Ancient Assyrian Wall Relief, Mesopotamia.

By the time Dante was navigating his passage from purgatory to paradise, the rose had become a more general metaphor, symbolising virtue and light – an icon adopted by architecture in the form of the rose window. While the term ‘rose window’ may not have been documented until the 17th century, stonemasons had been carving circular windows featuring flower motifs for a thousand years. The external wall of the Khirbat al-Mafjar palace, built in Jordan between 740 and 750AD, featured a window consisting of six circular arcs in the form of a flower. The theory follows that from the 11th century onwards, Catholic crusaders introduced the design to Christian churches across the whole of Europe. Notable rosettes can be found in the grand façades of Worms Cathedral in Germany (1130 – 1181), the Basilica of St Procopius in the Czech Republic (1240–1280) and on Italy’s Basilica of San Michele Maggiore (completed in 1115).
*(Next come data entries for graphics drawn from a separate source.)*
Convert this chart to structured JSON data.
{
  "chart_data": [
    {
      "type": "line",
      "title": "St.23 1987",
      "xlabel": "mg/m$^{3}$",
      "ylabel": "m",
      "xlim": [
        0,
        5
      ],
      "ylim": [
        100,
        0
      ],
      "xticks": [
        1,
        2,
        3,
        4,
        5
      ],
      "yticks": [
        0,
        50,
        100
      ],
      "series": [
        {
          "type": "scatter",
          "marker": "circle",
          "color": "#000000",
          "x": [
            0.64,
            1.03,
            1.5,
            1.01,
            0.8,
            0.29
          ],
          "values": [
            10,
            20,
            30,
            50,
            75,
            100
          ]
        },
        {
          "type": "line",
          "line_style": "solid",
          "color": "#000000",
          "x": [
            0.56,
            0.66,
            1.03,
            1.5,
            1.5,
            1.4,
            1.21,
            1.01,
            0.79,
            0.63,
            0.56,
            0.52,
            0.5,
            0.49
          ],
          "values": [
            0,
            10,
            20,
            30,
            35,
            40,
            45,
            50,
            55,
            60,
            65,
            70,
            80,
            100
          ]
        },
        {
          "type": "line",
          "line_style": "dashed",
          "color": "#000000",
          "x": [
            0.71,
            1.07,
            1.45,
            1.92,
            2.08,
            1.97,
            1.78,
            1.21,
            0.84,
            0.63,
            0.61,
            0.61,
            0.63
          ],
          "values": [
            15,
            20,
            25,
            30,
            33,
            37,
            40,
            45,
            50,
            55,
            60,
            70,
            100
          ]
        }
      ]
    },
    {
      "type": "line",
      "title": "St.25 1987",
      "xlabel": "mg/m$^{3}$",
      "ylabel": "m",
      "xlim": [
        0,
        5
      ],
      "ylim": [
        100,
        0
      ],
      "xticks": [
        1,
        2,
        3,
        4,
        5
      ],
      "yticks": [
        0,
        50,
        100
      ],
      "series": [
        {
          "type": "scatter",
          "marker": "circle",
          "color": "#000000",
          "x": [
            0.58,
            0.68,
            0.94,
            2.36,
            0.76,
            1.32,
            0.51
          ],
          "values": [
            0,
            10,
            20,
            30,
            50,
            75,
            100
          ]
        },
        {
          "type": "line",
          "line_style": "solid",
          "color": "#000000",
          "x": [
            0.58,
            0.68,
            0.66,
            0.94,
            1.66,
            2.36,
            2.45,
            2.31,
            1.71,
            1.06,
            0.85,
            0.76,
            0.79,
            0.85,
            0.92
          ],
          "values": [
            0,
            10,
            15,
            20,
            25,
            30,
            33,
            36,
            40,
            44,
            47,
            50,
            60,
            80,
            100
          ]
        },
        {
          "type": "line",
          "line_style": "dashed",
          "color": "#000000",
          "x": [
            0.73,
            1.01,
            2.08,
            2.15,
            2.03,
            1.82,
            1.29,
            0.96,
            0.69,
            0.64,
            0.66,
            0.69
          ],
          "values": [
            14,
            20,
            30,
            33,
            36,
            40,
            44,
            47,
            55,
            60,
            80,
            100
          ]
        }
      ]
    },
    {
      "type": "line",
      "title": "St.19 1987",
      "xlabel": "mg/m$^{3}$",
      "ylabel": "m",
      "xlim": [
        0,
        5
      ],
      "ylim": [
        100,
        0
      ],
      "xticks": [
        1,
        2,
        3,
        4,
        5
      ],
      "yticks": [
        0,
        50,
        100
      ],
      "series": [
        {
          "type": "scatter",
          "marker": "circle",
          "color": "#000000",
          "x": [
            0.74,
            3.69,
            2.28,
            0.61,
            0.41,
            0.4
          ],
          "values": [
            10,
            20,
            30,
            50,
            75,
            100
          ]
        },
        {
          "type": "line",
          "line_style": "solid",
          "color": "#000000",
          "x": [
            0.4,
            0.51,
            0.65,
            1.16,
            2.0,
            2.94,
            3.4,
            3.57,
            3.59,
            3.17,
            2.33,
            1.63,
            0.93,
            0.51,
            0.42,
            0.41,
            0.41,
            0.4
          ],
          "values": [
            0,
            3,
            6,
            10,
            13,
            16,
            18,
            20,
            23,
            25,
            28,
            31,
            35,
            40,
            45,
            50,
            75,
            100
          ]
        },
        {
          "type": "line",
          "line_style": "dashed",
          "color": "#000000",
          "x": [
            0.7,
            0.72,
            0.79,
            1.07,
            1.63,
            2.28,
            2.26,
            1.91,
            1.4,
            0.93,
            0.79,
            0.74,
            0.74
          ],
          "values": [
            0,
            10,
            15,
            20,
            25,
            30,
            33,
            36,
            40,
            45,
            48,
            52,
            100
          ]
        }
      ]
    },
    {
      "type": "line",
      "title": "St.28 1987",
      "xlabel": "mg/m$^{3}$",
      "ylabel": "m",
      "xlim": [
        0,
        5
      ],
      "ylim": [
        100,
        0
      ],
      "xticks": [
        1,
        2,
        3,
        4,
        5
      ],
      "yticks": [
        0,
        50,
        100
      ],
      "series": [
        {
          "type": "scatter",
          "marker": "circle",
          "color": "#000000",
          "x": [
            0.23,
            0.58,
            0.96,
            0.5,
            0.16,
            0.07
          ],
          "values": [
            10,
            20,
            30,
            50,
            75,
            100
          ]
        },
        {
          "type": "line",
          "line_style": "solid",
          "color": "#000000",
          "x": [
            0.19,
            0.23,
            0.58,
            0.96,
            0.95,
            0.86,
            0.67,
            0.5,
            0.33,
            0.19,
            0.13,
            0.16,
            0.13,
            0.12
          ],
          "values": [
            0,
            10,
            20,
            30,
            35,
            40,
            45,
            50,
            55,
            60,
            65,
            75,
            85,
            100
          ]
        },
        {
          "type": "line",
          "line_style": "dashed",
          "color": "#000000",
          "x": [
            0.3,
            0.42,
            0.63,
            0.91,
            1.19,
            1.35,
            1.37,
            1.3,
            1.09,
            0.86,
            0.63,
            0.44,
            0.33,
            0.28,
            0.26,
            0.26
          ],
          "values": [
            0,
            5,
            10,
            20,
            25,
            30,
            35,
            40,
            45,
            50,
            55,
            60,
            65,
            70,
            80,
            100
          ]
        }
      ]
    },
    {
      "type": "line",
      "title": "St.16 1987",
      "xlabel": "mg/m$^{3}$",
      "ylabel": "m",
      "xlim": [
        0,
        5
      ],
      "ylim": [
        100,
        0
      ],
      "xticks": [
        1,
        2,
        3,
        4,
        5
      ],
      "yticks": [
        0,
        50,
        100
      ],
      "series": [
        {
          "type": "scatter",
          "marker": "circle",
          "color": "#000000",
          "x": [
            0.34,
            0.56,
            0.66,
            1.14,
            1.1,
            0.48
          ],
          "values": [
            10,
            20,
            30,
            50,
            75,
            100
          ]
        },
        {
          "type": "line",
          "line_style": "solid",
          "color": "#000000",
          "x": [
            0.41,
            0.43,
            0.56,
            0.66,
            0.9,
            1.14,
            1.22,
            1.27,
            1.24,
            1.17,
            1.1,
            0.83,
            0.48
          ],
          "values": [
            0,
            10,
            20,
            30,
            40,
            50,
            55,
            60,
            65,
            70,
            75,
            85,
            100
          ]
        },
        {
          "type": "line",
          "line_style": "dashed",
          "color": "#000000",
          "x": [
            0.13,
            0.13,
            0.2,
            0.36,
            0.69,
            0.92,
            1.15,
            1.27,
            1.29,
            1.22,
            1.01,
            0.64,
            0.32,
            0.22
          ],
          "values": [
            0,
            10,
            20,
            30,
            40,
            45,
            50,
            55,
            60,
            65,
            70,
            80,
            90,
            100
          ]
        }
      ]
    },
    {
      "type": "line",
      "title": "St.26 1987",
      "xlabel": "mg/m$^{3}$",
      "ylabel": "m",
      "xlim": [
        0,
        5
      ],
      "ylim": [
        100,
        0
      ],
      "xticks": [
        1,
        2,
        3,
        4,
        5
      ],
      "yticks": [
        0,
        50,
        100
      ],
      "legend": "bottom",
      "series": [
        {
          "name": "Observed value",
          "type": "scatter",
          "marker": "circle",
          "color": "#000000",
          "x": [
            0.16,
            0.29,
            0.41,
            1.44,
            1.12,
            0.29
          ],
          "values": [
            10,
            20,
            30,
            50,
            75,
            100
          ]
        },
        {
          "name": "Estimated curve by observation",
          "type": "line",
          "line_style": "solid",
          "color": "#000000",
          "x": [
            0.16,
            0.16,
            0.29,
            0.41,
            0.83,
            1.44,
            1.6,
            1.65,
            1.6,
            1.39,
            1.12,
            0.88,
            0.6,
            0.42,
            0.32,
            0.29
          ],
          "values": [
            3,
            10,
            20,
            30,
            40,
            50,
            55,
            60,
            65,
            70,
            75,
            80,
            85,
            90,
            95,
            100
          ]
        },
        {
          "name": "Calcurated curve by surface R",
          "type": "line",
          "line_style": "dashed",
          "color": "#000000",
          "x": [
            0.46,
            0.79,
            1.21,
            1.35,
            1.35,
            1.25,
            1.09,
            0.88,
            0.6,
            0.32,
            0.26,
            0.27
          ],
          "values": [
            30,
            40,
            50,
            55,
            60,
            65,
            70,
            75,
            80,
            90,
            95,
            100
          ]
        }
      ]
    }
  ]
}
Last month, the focus of the world turned to perhaps the most famous rose windows of all, when fire ripped through Notre-Dame in Paris. The cathedral’s trio of enormous stained-glass windows, each one standing over a major entry point, date back to the 13th century. Miraculously, all were spared.

Notre Dame, Paris

Manhattan, 1932. At the corner of Fifth Avenue and West 56th Street, a 36-year-old second-generation Ukrainian-American jeweller is contemplating designs for the façade of his first flagship store. Searching for a symbol of optimism and opportunity, he decides to adorn the gilded front gates of his Neoclassical travertine townhouse with gold rosettes and invites the public to behold the sort of rare and valuable jewels that up until then would have been locked away within a vault.

Harry Winston, Winston Gates Collection

Today, gold rosettes adorn the front gates of all Harry Winston boutiques – inspiring the jeweller’s brand new Winston Gates collection. A selection of earrings, pendants, rings and bracelets modelled on the rosette, the collection features a sculpted 10-petalled flower rendered in platinum, 18-carat yellow or rose gold and set with a round brilliant diamond centre stone. Framed by a circular array of pavé diamonds, each stone is hand-selected for its flawless quality. The Winston Gates collection will be available from June.

‘Long live the rose that grew from concrete when no one else even cared.’ Nope, not Dante, but another deep-philosophising, latterday lyricist – Mr Tupac Shakur.